Japanese Drug Firm Sees Drastic Increase in Suspicious Accesses to Systems

Yomiuri Shimbun file photo
The Health, Labor and Welfare Ministry

The amount of suspicious accesses to the computer system of KM Biologics Co., a Kumamoto-based pharmaceutical company that is developing a coronavirus vaccine, has increased drastically following the company’s announcement of its vaccine development, The Yomiuri Shimbun has learned.

The company has stepped up countermeasures and it has not confirmed any leaks. As companies worldwide scramble to develop a vaccine, this is another example of cutting-edge information being targeted.

The company, one of the top manufacturers of vaccines, develops “inactivated vaccines,” which involve injecting a person with a virus that has lost its infectious power to allow the person to develop immunity.

After KM Biologics announced the development of the vaccine on May 22 last year, there was a sharp increase in suspicious accesses to its system starting around July, according to the company.
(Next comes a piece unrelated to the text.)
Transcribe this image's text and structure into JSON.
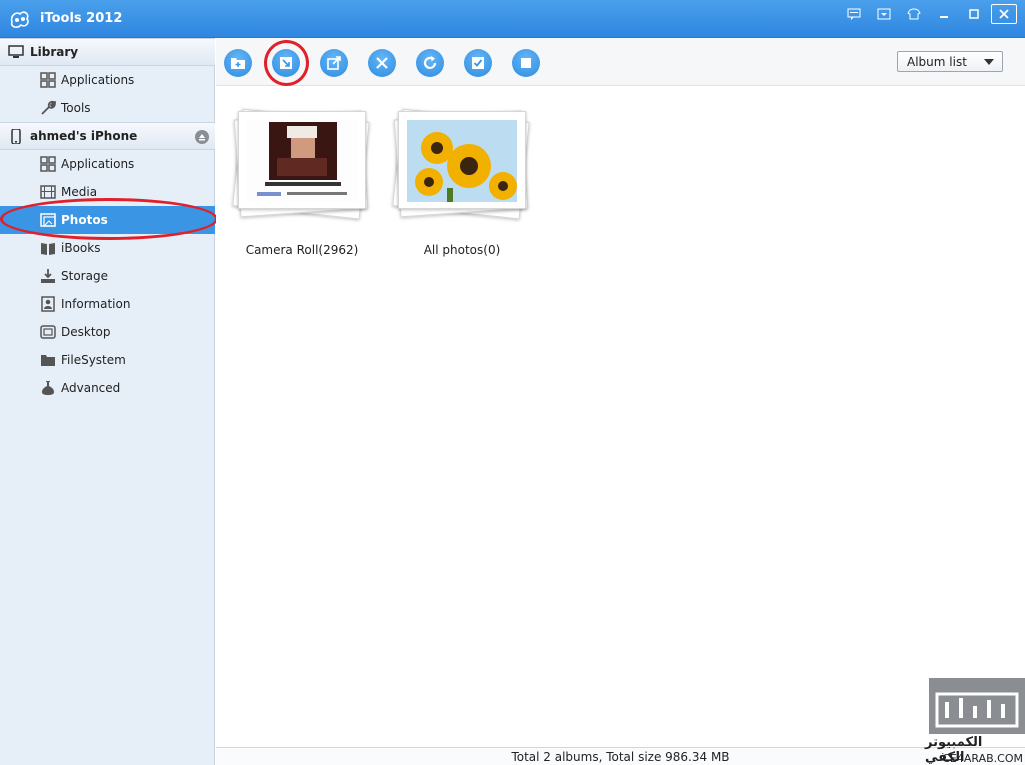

Sometimes, there were several hundred attempts per minute to break through the company’s firewall. Overall, the amount of suspicious accesses has doubled compared to before the announcement, and most of it originated overseas.
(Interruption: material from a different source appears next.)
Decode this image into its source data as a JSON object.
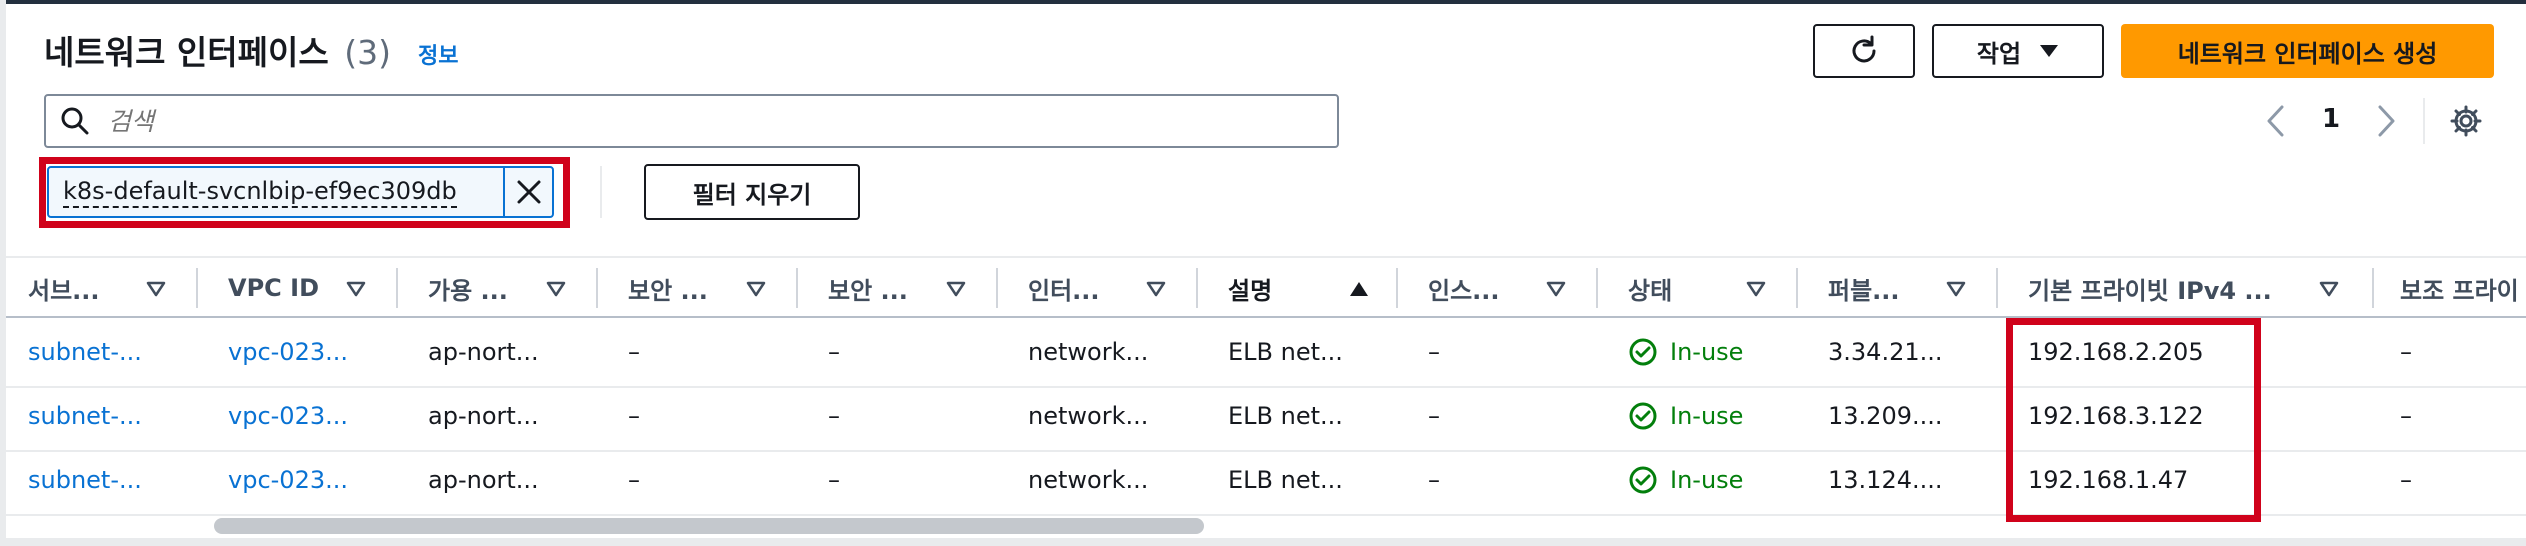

So-called “targeted email attacks,” which are emails containing viruses, have also been confirmed. The company said that information regarding KM Biologics’ emails may have been stolen from its business partners, and these email attacks may have been sent to the company’s employees.
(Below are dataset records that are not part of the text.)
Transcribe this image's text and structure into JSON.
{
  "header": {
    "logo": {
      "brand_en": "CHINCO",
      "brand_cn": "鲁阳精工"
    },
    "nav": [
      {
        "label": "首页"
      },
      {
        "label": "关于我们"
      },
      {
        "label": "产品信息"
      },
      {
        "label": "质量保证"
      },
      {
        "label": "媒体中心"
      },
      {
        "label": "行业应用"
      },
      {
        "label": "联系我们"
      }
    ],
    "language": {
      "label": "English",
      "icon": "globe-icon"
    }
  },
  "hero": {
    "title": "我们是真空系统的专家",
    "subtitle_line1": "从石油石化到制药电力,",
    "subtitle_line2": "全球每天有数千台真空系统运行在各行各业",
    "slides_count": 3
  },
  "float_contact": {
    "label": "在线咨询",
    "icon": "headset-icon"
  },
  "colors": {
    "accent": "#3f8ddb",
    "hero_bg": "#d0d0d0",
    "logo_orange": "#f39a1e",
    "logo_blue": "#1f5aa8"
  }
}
“It could be a sign that they are planning a cyber-attack,” the company said. “The attacks may be targeting information related to the coronavirus vaccine.”

The company also stressed it has been taking appropriate measures to protect itself and said, “No damage or leaks have been confirmed.”

To further strengthen countermeasures, the company began using artificial intelligence in autumn last year to filter out suspicious emails.

In the near future, the company will begin operating a security operation center to intensively and continuously monitor its computer network. It will also increase the number of experts who respond to attacks.

■ Cyber-attacks launched worldwide

There have been cyber-attacks, one after the other, targeting coronavirus vaccines worldwide. The European Medicines Agency was hit by unauthorized access to vaccine information provided by U.S. pharmaceutical giant Pfizer Inc. and German pharmaceutical company BioNTech, which was being reviewed by the agency.

In Japan, the Health, Labor and Welfare Ministry issued a written alert to companies and research institutes in August last year, calling for them to take such measures as strengthening surveillance systems to detect unauthorized accesses and updating antivirus software.

“Attempts made to hack into a system are usually precursors of a full-scale cyber-attack,” said Motohiro Tsuchiya, dean of Faculty of Policy Management at Keio University who specializes in cybersecurity. “Attackers are relentless in their attacks, but society as a whole needs to fortify its defenses.”